Zooming to view text more clearly gets difficult when it also implies a context change. Content may shift around or disappear when you change breakpoint. Usually nobody actually changes breakpoint; the idea is that you work out which screen is available and serve a layout that works with that screen. You probably make assumptions about the device that has the number of pixels you’re working with, too.

Now imagine when you’re zooming due to some visual impairment. Accessibility rules have long stated that we should code so that at least 200% zoom is handled gracefully. This meant having graceful degradation on your containers in general.

On responsive sites, zooming up to 200% inevitably shifts you to a different set of CSS rules. Here the problems begin. Responsive is easy for basic text content (articles and the like). It’s harder for structured, tabular or listing content.

When you are designing, as you work up from your mobile view to your desktop view (of course, because you’ve started mobile first, haven’t you?), you add more content, and change spacing and font sizes too. You do this from small screen up.

Zooming takes users the other way — from big screen down. This means that the page layout will change — probably for the worse. You may lose your place on the screen as a notch of zoom changes your breakpoint to a smaller screen version. Content may disappear as less relevant content takes up too much screen estate on “mobile”.

I just got my fingers burned in what, with hindsight, looks like a big interface conception mistake.

At Pages Jaunes, we are working on a new version of the site which is responsive. Historically our dedicated mobile site, and our mobile apps, do not list phone numbers on the results pages but on the description page only. We followed this convention in spite of alarm bells from the developers about not having key content at all breakpoints.

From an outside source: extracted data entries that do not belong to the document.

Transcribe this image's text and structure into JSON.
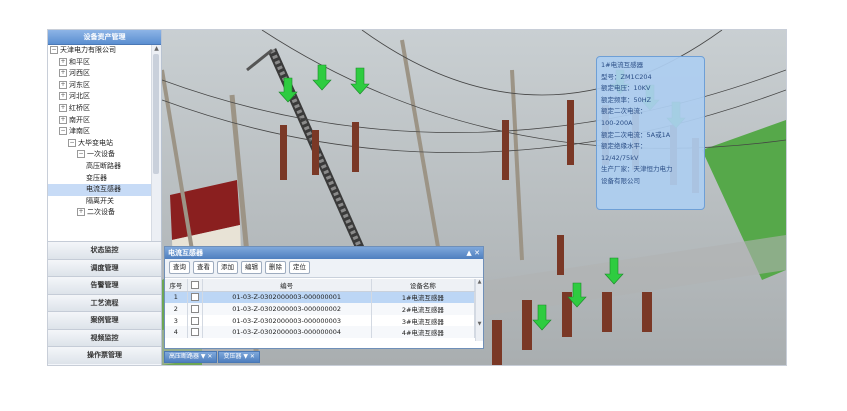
{
  "sidebar": {
    "header": "设备资产管理",
    "tree": [
      {
        "label": "天津电力有限公司",
        "level": 0,
        "exp": "⊟"
      },
      {
        "label": "和平区",
        "level": 1,
        "exp": "⊞"
      },
      {
        "label": "河西区",
        "level": 1,
        "exp": "⊞"
      },
      {
        "label": "河东区",
        "level": 1,
        "exp": "⊞"
      },
      {
        "label": "河北区",
        "level": 1,
        "exp": "⊞"
      },
      {
        "label": "红桥区",
        "level": 1,
        "exp": "⊞"
      },
      {
        "label": "南开区",
        "level": 1,
        "exp": "⊞"
      },
      {
        "label": "津南区",
        "level": 1,
        "exp": "⊟"
      },
      {
        "label": "大毕变电站",
        "level": 2,
        "exp": "⊟"
      },
      {
        "label": "一次设备",
        "level": 3,
        "exp": "⊟"
      },
      {
        "label": "高压断路器",
        "level": 4,
        "exp": ""
      },
      {
        "label": "变压器",
        "level": 4,
        "exp": ""
      },
      {
        "label": "电流互感器",
        "level": 4,
        "exp": "",
        "selected": true
      },
      {
        "label": "隔离开关",
        "level": 4,
        "exp": ""
      },
      {
        "label": "二次设备",
        "level": 3,
        "exp": "⊞"
      }
    ],
    "nav": [
      "状态监控",
      "调度管理",
      "告警管理",
      "工艺流程",
      "案例管理",
      "视频监控",
      "操作票管理"
    ]
  },
  "tooltip": {
    "lines": [
      "1#电流互感器",
      "型号：ZM1C204",
      "额定电压：10KV",
      "额定频率：50HZ",
      "额定二次电流：",
      "100-200A",
      "额定二次电流：5A或1A",
      "额定绝缘水平：",
      "12/42/75kV",
      "生产厂家：天津恒力电力",
      "设备有限公司"
    ]
  },
  "panel": {
    "title": "电流互感器",
    "controls": "▲ ✕",
    "buttons": [
      "查询",
      "查看",
      "添加",
      "编辑",
      "删除",
      "定位"
    ],
    "columns": [
      "序号",
      "",
      "编号",
      "设备名称"
    ],
    "rows": [
      {
        "idx": "1",
        "code": "01-03-Z-0302000003-000000001",
        "name": "1#电流互感器",
        "selected": true
      },
      {
        "idx": "2",
        "code": "01-03-Z-0302000003-000000002",
        "name": "2#电流互感器"
      },
      {
        "idx": "3",
        "code": "01-03-Z-0302000003-000000003",
        "name": "3#电流互感器"
      },
      {
        "idx": "4",
        "code": "01-03-Z-0302000003-000000004",
        "name": "4#电流互感器"
      }
    ]
  },
  "tabs": [
    "高压断路器 ▼ ✕",
    "变压器 ▼ ✕"
  ],
  "colors": {
    "accent": "#5b8fd1",
    "arrow": "#2ecc40",
    "tooltip_bg": "#adcef0"
  }
}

The classic web site lists numbers behind an “Afficher le numéro” button in the results page, with no need to consult the description page just for that nugget of information. Content is therefore very different between the versions of the site.

Now imagine you’re zooming on a traditional results page at the tablet breakpoint for portrait mode, which also happens to coincide with the view for a vision impaired user at the “old school” resolution of 800x600 which everyone (except those working with the older generation or in accessibility contexts) has forgotten about… they now see this screen when searching for restaurants in Tours :

Results for Restaurants in Tours, French Yellow Pages

So far, so good. Then they click on “Afficher le N°” to get the telephone number to call for La Boucherie.

Results with phone number revealed

Now they decide that they can’t quite read that number — it is quite small on screen — and zoom. After they zoom (using CTRL + or CMD +) they find they have switched to the first “mobile” breakpoint (480px), which has a different content pattern.

View of results page once zoom has been hit

Two bad things happen here.

One: the font size is now actually smaller. This is because after the tablet portrait size we had expected, naively, that the screen size would be much closer to 480 pixels and not as wide as we are seeing here. Most devices we see indeed follow that rule, but we didn’t factor in zoomed browsers at old school resolutions.

Two: we’ve lost our context. Because the content is reflowed with new CSS rules we’ve lost the result. We have to scroll up to find the Boucherie…

Scroll up, find the boucherie

Now we hit the main problem. It’s not obvious where to click to find the phone number at all.

So, watch out for this zooming trap! You need to factor in all sorts of strange use cases if you really want to get the interface right.

Of course, users who need more zoom on responsive sites would do well to zoom before they start navigating at all, but that’s not intuitive at all in most responsive sites, and this case is an outlier. Even if we hadn’t removed the phone number from the smaller screen breakpoints it would still be smaller when zooming, and then start getting bigger again. It also means managing a bunch of other action buttons that aren’t necessarily relevant on mobile until the interface design catches up to all the functionality available on desktop but not mobile (reserve a table, book an appointment, etc.).

Zooming and changing breakpoints gives us a bunch of contexts that we need to mix in with our thinking. Responsive is not easy.

We’re still iterating on the final design and will be taking a better look at this over the coming weeks. I’d love to hear from you if you’ve had issues with this situation or have solutions to this kind of problem. Current workaround is to advise zooming first, in order to surf the mobile breakpoint from the start (avoiding context loss), but our beta is incomplete at the moment and the description page isn’t out there yet. We’re still some way from getting responsive + accessibility + all the technical migration that goes with it dead right, but we’re getting there.